In critiquing the former, Spencer opined that Lipman laced the sex appeal of a character who had, in her day, seduced royalty. Lipman retaliated by submitting a pictorial collage or real-life royal consorts to the Sunday Telegraph with a note asking “what about this lot, Mr Spencer?”.

There was much worse for Dame Judi. While the play, which Spencer dubbed “deeply dodgy … theatrical torture”, received a drubbing from most critics (See Review Round-up, 19 Mar 2009), the Telegraph’s man reserved some of his harshest words for Dench.
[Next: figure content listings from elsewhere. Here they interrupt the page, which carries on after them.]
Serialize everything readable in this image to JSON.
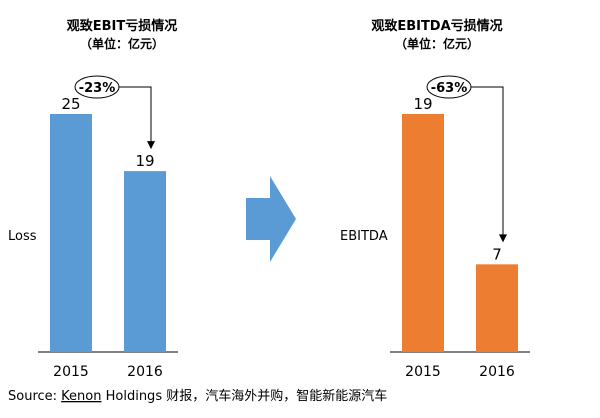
{
  "chart_data": [
    {
      "type": "bar",
      "title": "观致EBIT亏损情况",
      "subtitle": "（单位：亿元）",
      "categories": [
        "2015",
        "2016"
      ],
      "values": [
        25,
        19
      ],
      "value_labels": [
        "25",
        "19"
      ],
      "series_label": "Loss",
      "change_label": "-23%",
      "color": "#5b9bd5",
      "ylim": [
        0,
        25
      ],
      "grid": false
    },
    {
      "type": "bar",
      "title": "观致EBITDA亏损情况",
      "subtitle": "（单位：亿元）",
      "categories": [
        "2015",
        "2016"
      ],
      "values": [
        19,
        7
      ],
      "value_labels": [
        "19",
        "7"
      ],
      "series_label": "EBITDA",
      "change_label": "-63%",
      "color": "#ed7d31",
      "ylim": [
        0,
        19
      ],
      "grid": false
    }
  ],
  "arrow_color": "#5b9bd5",
  "source": {
    "prefix": "Source: ",
    "kenon": "Kenon",
    "rest": " Holdings 财报，汽车海外并购，智能新能源汽车"
  }
}
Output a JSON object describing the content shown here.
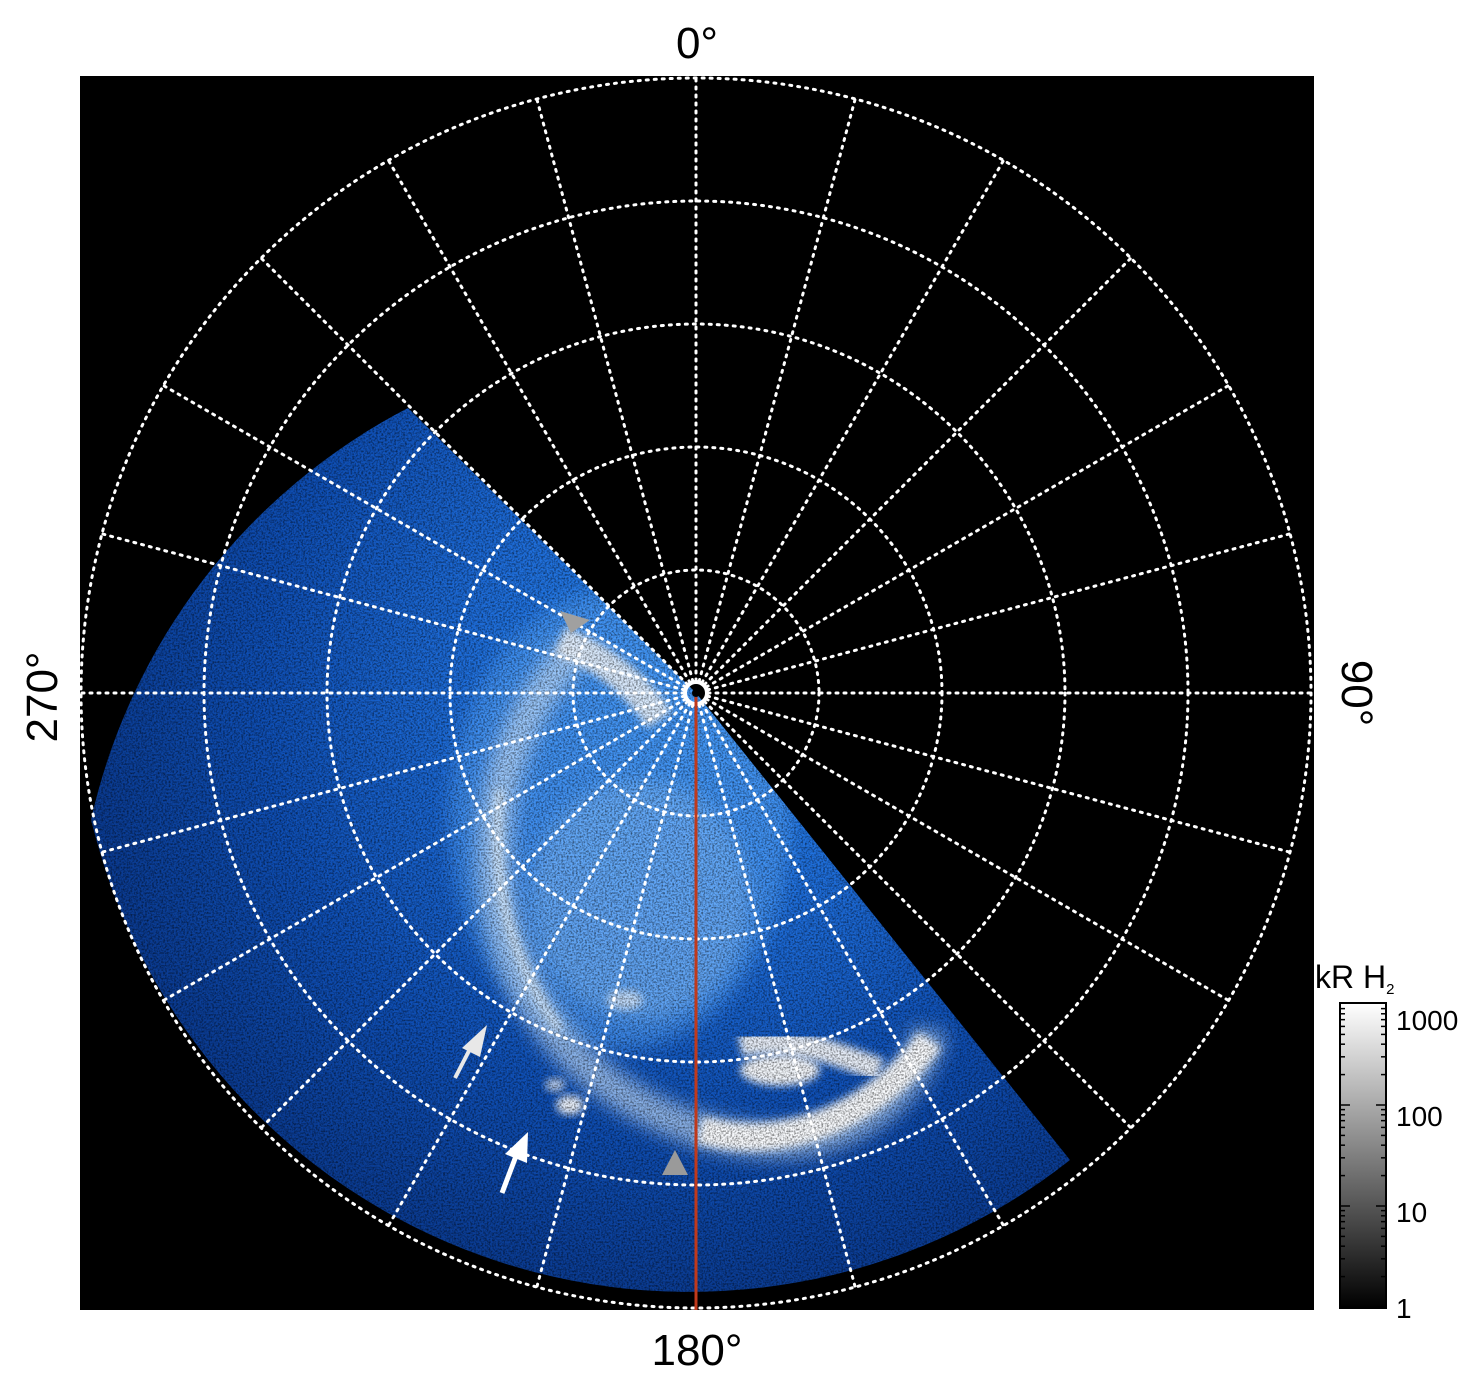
{
  "figure": {
    "angle_labels": {
      "top": "0°",
      "right": "90°",
      "bottom": "180°",
      "left": "270°"
    },
    "colorbar": {
      "title": "kR H",
      "title_subscript": "2",
      "tick_labels": [
        "1000",
        "100",
        "10",
        "1"
      ],
      "tick_values": [
        1000,
        100,
        10,
        1
      ],
      "scale": "log"
    },
    "grid": {
      "meridian_count": 24,
      "ring_count": 5,
      "style": "dotted",
      "color": "#ffffff"
    },
    "colors": {
      "background": "#000000",
      "emission_dim": "#0a3f9c",
      "emission_mid": "#2f8bf0",
      "emission_bright": "#ffffff",
      "meridian_line": "#c0391b",
      "arrow_white": "#ffffff",
      "arrow_grey": "#9a9a9a"
    },
    "markers": {
      "white_arrows": 2,
      "grey_triangles": 2
    }
  }
}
This “once discriminating actress … comes on in the formidable old boot mode she has honed playing such roles as Queen Victoria, Lady Bracknell, Elizabeth I and M in the Bond movies, and spends the whole evening looking grand, sour and cross” wrote Spencer.

He went on: “Frankly this imperious turn is becoming a bit of a bore, and I think Dench must know she’s landed herself in a dud because she isn’t nearly as fluent with her lines as one might expect … The poor woman is also landed with a series of ridiculously elaborate frocks and wigs that make her look like one of those crinoline dolls Blackpool landladies use to cover up the spare lavatory roll.” Ouch!

In response, Dench wrote back to Spencer: “I’ve always rather admired you, but now I realise you’re an absolute shit.” And, referencing an accident that caused an injury requiring her to miss several performances (See News, 24 Mar 2009), Dench added: “I’m only sorry I didn’t get a chance to kick you when I fell over – maybe next time…”

Spencer revealed the contents of Dench’s letter this week in his Daily Telegraph column, in which he also confessed, that rather than riling him, “my admiration for both Miss Lipman and Dame Judi has increased rather than diminished as a result of their responses. We critics are constantly dishing it out and we ought to be able to take it too. Indeed, I’m often astounded by the silent passivity of the victims of bad reviews.”

Those victims, according to Spencer, “have every right to moan if they thing we have got it seriously wrong. It won’t get them a better review next time round, unless it is deserved. But complaining certainly won’t get them a worse one.” Let’s see whether the floodgates have now opened…

As for Spencer, in his defence, he admits that the dictates of the job mean that “critics need to keep a splinter of ice in their hearts, but we aren’t all bad. As I replied to Dame Judi, I’m kind to my cat and I don’t beat my wife.”